凌明安抹了一把眼角,好像是在拭泪,“我们明日也会离开,这不是什么好地方,是个伤心地,还是趁早回去为好。另外便是你兄长与我妹妹的婚事,大概是要从简处置了。”
要么丧仪往后先简单办了婚事,要么守孝三年,待守孝期满,再办婚事。
可洛入云和凌明颜的身子都不太好,这隔开三年,还不知能不能撑得住?
“对了,你哥之前来看明颜,这事你可知晓?”凌明安开口。
洛商行顿了顿,“兄长什么时候这般柔情?”
“他说是对明颜一见钟情,可我瞧着好像有点蓄谋已久。”凌明安皱了皱眉,“他们此前……可有过多种交集?”
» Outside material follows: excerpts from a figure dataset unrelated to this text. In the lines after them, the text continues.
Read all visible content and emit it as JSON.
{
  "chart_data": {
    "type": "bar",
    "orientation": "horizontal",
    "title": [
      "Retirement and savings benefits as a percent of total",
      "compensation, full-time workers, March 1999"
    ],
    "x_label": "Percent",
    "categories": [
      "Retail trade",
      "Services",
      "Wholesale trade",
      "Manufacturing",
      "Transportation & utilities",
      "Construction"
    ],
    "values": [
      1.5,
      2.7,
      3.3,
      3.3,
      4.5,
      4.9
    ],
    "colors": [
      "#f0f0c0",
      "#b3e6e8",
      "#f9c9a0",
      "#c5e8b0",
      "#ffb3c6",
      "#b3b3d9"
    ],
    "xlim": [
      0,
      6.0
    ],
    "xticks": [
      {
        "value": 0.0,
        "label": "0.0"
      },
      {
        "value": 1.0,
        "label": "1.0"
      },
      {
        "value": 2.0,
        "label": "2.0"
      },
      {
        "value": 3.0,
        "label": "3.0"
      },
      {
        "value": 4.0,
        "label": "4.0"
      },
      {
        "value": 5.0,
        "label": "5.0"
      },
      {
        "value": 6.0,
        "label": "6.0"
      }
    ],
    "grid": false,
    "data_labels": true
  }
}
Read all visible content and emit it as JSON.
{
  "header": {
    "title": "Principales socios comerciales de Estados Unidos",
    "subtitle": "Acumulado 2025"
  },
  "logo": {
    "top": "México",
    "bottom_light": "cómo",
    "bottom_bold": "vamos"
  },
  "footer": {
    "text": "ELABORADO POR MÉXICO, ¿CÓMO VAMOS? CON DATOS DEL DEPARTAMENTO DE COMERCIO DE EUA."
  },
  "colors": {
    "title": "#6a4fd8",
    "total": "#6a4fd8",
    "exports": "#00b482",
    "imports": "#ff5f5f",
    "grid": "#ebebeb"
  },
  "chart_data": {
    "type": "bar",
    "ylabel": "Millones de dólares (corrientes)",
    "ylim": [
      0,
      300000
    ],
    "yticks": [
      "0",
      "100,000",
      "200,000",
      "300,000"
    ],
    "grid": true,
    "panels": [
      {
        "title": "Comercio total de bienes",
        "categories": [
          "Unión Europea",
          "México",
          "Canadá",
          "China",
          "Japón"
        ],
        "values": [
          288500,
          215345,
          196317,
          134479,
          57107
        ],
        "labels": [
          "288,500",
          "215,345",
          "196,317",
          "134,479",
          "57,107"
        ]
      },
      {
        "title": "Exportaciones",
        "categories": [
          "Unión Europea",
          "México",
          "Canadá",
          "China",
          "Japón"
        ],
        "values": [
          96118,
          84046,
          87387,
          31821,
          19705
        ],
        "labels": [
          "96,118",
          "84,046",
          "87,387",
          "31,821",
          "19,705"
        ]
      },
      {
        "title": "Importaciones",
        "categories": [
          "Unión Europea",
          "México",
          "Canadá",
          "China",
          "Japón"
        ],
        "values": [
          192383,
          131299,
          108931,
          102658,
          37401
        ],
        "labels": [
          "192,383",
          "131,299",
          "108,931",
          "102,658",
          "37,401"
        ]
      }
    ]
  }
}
凌明颜身子不好,素来不怎么出面,更少去那些宴席,平日里不是养身就是病着,而洛入云亦是因为腿疾甚少出现在人前。
这样两个人……
“许是同病相怜?”洛商行猜测,“兄长以前从未提及凌明颜。”
凌明安一顿,“果真?”
“果真。”洛商行点头。
这里不是说话的地,二人环顾四周,慢慢悠悠朝着后山方向走去。
“那就是说,你兄长所说的一见钟情,可能只是个借口。”凌明安不解,“他想干什么?我这妹妹素来身子不好,按理说也没什么可图的。”
图她病,图她弱?
图她一步三喘气,图她常年药不停?
这怎么想都不对劲!
“兄长不是心慈手软之辈,他虽然残废,可心思极深。”洛商行皱起眉头,“是不是二姑娘身上,藏着别的秘密?”